By Yuliya Grebenyuk

Monmouth Academy



Once upon a time there were two girls. One of them was outgoing, fun, and the other one was…a little quiet. One of them loved to sing, the other – to dance. One of them was passionate, the other – reasonable. Both of them were dreamers and weren’t afraid to take chances. They didn’t know each other. And they wouldn’t have probably met each other, if the “Great Adventure” had not brought them together…

I was one of them! It’s been almost nine months since I’ve been here. Some people say that it is not enough time to take memories with you, to make real friends.. .But I think, that it is more than enough time not to learn but to experience being in a new country, to feel its spirit. The greatest difference in cultures, I think, made the Great Adventure more to look like a Great Challenge, Everything is different: from shopping to the way people think. And that’s what makes the adventure interesting: you know almost nothing about the country you are going to live in; you don’t know what to expect. The only thing you are sure about is that you don’t know anything. Once I was asked: “what are you going to do when you are in U.S.”? And I answered: “I will take it in my heart, keep, as a precious memory, every day of my life.” Maybe it was not very noticeable, but that’s what I did. I have all memories in my heart. And I want to share some of them with you.

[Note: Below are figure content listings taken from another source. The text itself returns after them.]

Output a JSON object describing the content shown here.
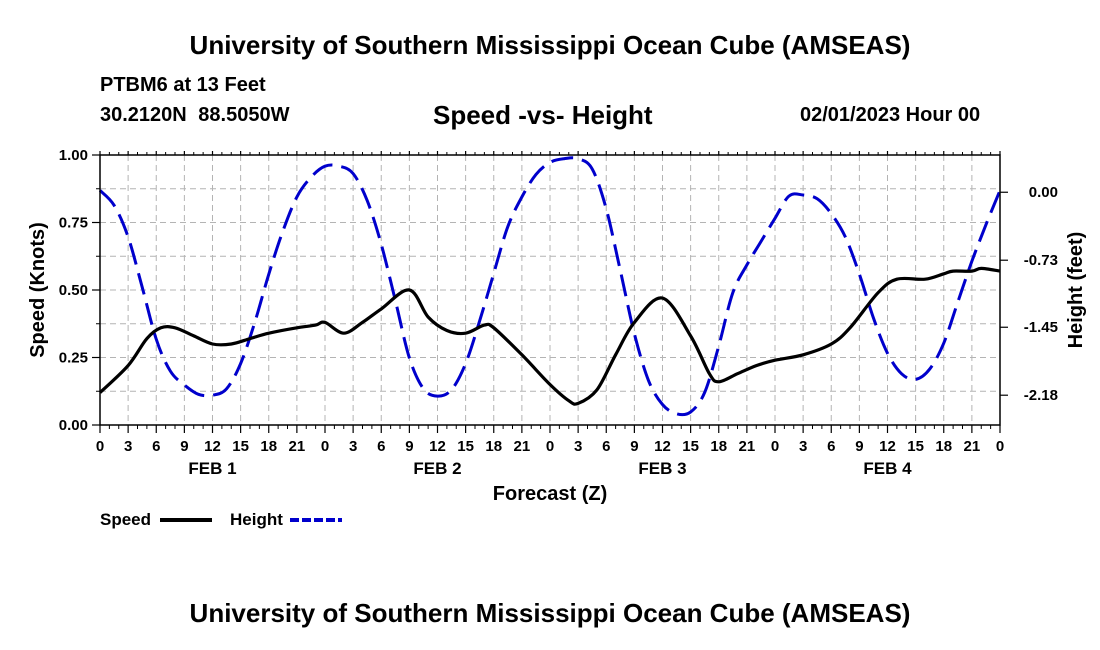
{
  "page": {
    "header_title": "University of Southern Mississippi Ocean Cube (AMSEAS)",
    "footer_title": "University of Southern Mississippi Ocean Cube (AMSEAS)",
    "station_name": "PTBM6 at 13 Feet",
    "station_coords": "30.2120N 88.5050W",
    "chart_title": "Speed -vs- Height",
    "forecast_time": "02/01/2023 Hour 00"
  },
  "colors": {
    "speed": "#000000",
    "height": "#0000cc",
    "grid": "#b4b4b4"
  },
  "chart_data": {
    "type": "line",
    "title": "Speed -vs- Height",
    "xlabel": "Forecast (Z)",
    "ylabel": "Speed (Knots)",
    "y2label": "Height (feet)",
    "x_range_hours": [
      0,
      96
    ],
    "ylim": [
      0,
      1
    ],
    "y2lim": [
      -2.5,
      0.4
    ],
    "y_ticks": [
      "0.00",
      "0.25",
      "0.50",
      "0.75",
      "1.00"
    ],
    "y2_ticks": [
      "0.00",
      "-0.73",
      "-1.45",
      "-2.18"
    ],
    "x_tick_labels": [
      "0",
      "3",
      "6",
      "9",
      "12",
      "15",
      "18",
      "21",
      "0",
      "3",
      "6",
      "9",
      "12",
      "15",
      "18",
      "21",
      "0",
      "3",
      "6",
      "9",
      "12",
      "15",
      "18",
      "21",
      "0",
      "3",
      "6",
      "9",
      "12",
      "15",
      "18",
      "21",
      "0"
    ],
    "day_labels": [
      "FEB 1",
      "FEB 2",
      "FEB 3",
      "FEB 4"
    ],
    "grid": true,
    "series": [
      {
        "name": "Speed",
        "axis": "left",
        "style": "solid",
        "x": [
          0,
          3,
          5,
          6.5,
          8,
          10,
          12,
          14,
          16,
          18,
          21,
          23,
          24,
          26,
          28,
          30,
          33,
          35,
          37,
          39,
          41,
          42,
          45,
          48,
          50,
          51,
          53,
          55,
          57,
          60,
          63,
          65,
          66,
          68,
          70,
          72,
          75,
          78,
          80,
          83,
          85,
          88,
          90,
          91,
          93,
          94,
          96
        ],
        "y": [
          0.12,
          0.22,
          0.32,
          0.36,
          0.36,
          0.33,
          0.3,
          0.3,
          0.32,
          0.34,
          0.36,
          0.37,
          0.38,
          0.34,
          0.38,
          0.43,
          0.5,
          0.4,
          0.35,
          0.34,
          0.37,
          0.36,
          0.26,
          0.15,
          0.09,
          0.08,
          0.13,
          0.26,
          0.38,
          0.47,
          0.33,
          0.19,
          0.16,
          0.19,
          0.22,
          0.24,
          0.26,
          0.3,
          0.36,
          0.49,
          0.54,
          0.54,
          0.56,
          0.57,
          0.57,
          0.58,
          0.57
        ]
      },
      {
        "name": "Height",
        "axis": "right",
        "style": "dashed",
        "x": [
          0,
          1.5,
          3,
          4.5,
          6,
          7.5,
          9,
          10.5,
          12,
          13.5,
          15,
          16.5,
          18,
          19.5,
          21,
          22.5,
          24,
          25.5,
          27,
          28.5,
          30,
          31.5,
          33,
          34.5,
          36,
          37.5,
          39,
          40.5,
          42,
          43.5,
          45,
          46.5,
          48,
          49.5,
          51,
          52.5,
          54,
          55.5,
          57,
          58.5,
          60,
          61.5,
          63,
          64.5,
          66,
          67.5,
          69,
          70.5,
          72,
          73.5,
          75,
          76.5,
          78,
          79.5,
          81,
          82.5,
          84,
          85.5,
          87,
          88.5,
          90,
          91.5,
          93,
          94.5,
          96
        ],
        "y": [
          0.02,
          -0.14,
          -0.48,
          -1.02,
          -1.58,
          -1.92,
          -2.07,
          -2.17,
          -2.18,
          -2.11,
          -1.84,
          -1.4,
          -0.88,
          -0.42,
          -0.05,
          0.16,
          0.28,
          0.28,
          0.2,
          -0.09,
          -0.56,
          -1.16,
          -1.78,
          -2.11,
          -2.19,
          -2.12,
          -1.84,
          -1.38,
          -0.87,
          -0.37,
          -0.05,
          0.19,
          0.32,
          0.36,
          0.36,
          0.25,
          -0.18,
          -0.84,
          -1.52,
          -2.02,
          -2.28,
          -2.38,
          -2.36,
          -2.15,
          -1.65,
          -1.08,
          -0.78,
          -0.53,
          -0.28,
          -0.04,
          -0.03,
          -0.07,
          -0.23,
          -0.48,
          -0.88,
          -1.35,
          -1.73,
          -1.95,
          -2.01,
          -1.9,
          -1.62,
          -1.18,
          -0.74,
          -0.35,
          0.02
        ]
      }
    ],
    "legend": {
      "position": "bottom-left",
      "entries": [
        "Speed",
        "Height"
      ]
    }
  }
}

The most precious memory I have is Christmas. It was great. Especially if your family as big as my host family is. It was amazing. On Christmas Eve I was laying in my bed thinking about how it is great – to have your family with you. Another memory that keeps spinning in my head is the first day of school. Maybe I remember only the best part of it. but I was more scared than excited (even if I said I wasn’t – don’t believe me). I didn’t know what was going on around me. That first day several people said that they liked my shoes (thank you, guys!!!). For most of the people the compliment on their shoes will mean nothing – but I am not one of them, Every detail does matter a lot for me.

Talking about school activities, the most exciting moment was casting in “Arsenic and Old Lace.” I was really nervous! I don’t know about other people, but when I get on stage, something happens – I put on a “mask”, I can talk differently, I can act differently. And I get a feeling of shivers on my back, when I am on stage. I can feel the stage and myself.

Well, I guess, now it is time for me do write about the most confusing or sad moments in my life here. The most confusing – is playing indoor hockey. Seriously. I do not know how to play this game! So I just decided to stay away from the center of action. For me – when you cannot do something – just don’t do it and let other people do it better than you can. So, I am not going to mention all of the things about language and some of the facts that I just don’t know – there are hundred of those kinds of moments.

But for now, I think, the saddest thing that I will have to leave very soon. For me the time of my departure is not simply coming closer, it is looming (Vocab. Word). And I will miss my great and absolutely amazing host family, I will miss my friends, I will miss teachers, who were so nice to me and helped me a lot. I will miss Maine with all the sky and seagulls and lobsters and moose and squirrels running across the roads and loons that sound a lot like wolves , and the ocean in August and whales and mountains and forests and paths and stars and…have I mentioned the squirrels yet? I will miss all of it. But also I will bring part of it with me. And I will leave the part of me here, with my new friends (will you remember me?!) and I remember – the Great Adventure never comes to the end – there is always something new you have never heard of. And it is great.